I wonder if all those people who keep badgering you about having children are doing so because they are jealous of your lifestyle. Perhaps they realized too late that parenting is not all it's cracked up to be, and they wish they had had the guts to follow their instincts like you did rather than give in to peer pressure. Maybe now they want others to share in the misery. Of course, they can't say any of this, except maybe to their therapists, because it's not socially acceptable to call parenting anything other than the most fulfilling experience of their lives and the best thing they have ever done. So they are left with the option of badgering single people about having children. I kind of almost want to feel sorry for them. Or throw a rock at them, depending on my mood.

Kira said...

Edit - I meant to say 'badgering childfree people' - not single. BTW - Steve and Emily are having a baby in February. I'm going to be Aunt Kira.

Steve said...

Yo 'Chelle! I am a parent and a pediatric nurse, as you know. I guess I take the point of view that it's nobody else's bloody business as to if you want to have kids or not. I respect you guys for making a well-thought out choice. The choice of being married or having kids is personal as hell, and it is NOT for everybody. We have too many problems in this world because of people bringing children into this world who have no business doing so. And I deal with a lot of them at work. Hang in there.

Diane said...

At about this same time every year, you post on pretty much the same topic. Your posts tend to downplay one important concept - your choice.

You provide many reasons for making the choice that is right for your family, but each year, it seems to be brought on by the same thing - your (extended) family ignoring your wishes and trying to impose their will on you. As much as you verbalize your views to your family each year, what you REALLY need to do is take a baseball bat to their heads and say "if your kids would stop screaming like banshees, you would have heard me say this before - not interested!"

Am I feeling slightly smug today? Yes. My family made it through Thanksgiving without becoming insane mini-mes. Granted, Tasha ate (only) yogurt for dinner, but it was a quiet, polite meal....

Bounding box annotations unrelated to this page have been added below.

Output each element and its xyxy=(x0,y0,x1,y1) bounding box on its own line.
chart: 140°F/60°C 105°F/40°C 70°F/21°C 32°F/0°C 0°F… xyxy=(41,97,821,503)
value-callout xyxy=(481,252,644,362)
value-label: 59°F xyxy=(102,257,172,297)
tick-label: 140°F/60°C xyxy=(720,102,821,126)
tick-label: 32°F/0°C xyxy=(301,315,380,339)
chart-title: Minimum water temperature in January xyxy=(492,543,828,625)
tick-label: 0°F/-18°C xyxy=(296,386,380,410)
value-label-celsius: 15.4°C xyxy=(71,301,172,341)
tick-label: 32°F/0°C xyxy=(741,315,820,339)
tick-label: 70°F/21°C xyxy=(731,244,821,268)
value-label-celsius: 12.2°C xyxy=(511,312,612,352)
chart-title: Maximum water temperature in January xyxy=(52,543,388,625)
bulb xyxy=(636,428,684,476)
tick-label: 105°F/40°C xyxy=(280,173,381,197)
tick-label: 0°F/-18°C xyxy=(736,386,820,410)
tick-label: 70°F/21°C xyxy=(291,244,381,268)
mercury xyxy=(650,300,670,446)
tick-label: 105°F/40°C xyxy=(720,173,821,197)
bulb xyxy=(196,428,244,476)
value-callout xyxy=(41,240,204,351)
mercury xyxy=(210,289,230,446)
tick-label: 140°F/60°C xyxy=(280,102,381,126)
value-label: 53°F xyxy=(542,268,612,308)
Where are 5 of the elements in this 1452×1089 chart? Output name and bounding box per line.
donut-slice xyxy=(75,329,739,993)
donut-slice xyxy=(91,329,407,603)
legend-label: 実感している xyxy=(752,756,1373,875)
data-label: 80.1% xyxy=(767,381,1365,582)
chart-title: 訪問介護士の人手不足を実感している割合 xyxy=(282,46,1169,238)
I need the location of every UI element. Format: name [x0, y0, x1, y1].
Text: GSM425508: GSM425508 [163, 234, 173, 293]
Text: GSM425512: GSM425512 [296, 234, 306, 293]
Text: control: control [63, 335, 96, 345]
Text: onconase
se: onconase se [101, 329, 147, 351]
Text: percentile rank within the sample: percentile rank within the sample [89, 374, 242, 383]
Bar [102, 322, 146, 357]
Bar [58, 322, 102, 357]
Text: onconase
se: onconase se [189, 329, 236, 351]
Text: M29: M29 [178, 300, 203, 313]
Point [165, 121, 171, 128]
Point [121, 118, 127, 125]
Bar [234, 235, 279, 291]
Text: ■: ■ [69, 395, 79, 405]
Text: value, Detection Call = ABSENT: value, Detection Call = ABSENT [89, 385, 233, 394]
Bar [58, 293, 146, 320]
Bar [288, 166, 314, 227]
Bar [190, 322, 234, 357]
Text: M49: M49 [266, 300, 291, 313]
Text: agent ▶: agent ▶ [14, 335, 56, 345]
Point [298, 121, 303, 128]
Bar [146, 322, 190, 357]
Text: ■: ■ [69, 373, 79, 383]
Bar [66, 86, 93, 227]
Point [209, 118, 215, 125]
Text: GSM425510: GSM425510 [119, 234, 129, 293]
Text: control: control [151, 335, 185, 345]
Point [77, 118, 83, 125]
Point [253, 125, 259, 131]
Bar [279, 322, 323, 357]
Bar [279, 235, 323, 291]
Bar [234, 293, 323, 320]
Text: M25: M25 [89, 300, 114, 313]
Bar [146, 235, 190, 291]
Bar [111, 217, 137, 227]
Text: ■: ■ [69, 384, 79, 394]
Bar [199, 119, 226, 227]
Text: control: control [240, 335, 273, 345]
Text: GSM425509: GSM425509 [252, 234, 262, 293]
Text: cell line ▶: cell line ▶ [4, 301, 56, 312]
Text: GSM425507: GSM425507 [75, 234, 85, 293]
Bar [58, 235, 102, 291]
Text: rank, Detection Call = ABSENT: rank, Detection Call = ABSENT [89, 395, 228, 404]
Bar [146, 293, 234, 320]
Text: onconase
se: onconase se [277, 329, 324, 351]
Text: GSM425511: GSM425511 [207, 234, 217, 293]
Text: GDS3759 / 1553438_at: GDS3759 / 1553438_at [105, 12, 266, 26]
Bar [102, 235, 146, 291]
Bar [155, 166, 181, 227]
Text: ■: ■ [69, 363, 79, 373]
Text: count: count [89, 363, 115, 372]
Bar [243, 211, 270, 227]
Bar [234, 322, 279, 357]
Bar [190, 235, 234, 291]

Explosive Bombchelle said...

Kira- I can't believe Steve is going to be a Dad! Congratulations on your impending Aunt status and I completely agree with your assessment on those badgering me. As they say, misery loves company!

LousyCook said...

I'm tired of hearing about this issue. Blog something else.

(And you probably didn't know I even read your blog).

Explosive Bombchelle said...

LousyCook, I hardly think that a person preparing for impending fatherhood can comment on the amount I write abou tbeing childfree. Things could be worse, there are whole blogs dedicated to the subject, just as there are whole blogs focused on the "joys" of parenthood.

And I didn't know you read my blog, I read yours too. Very nice photos.

LousyCook said...

Photos? Maybe you're referring to Emily's blog. She's the one with the photo-blog (http://kirkland52.stchur.com).

My blogs are about cooking: http://addwaterandheat.blogspot.com

And Javascript (mostly):
http://blog.stchur.com

Your blog, by the way, is entertaining for me, as I don't think I have ever, in all my life, found someone with whom I so thoroughly disagree on just about every topic in the world!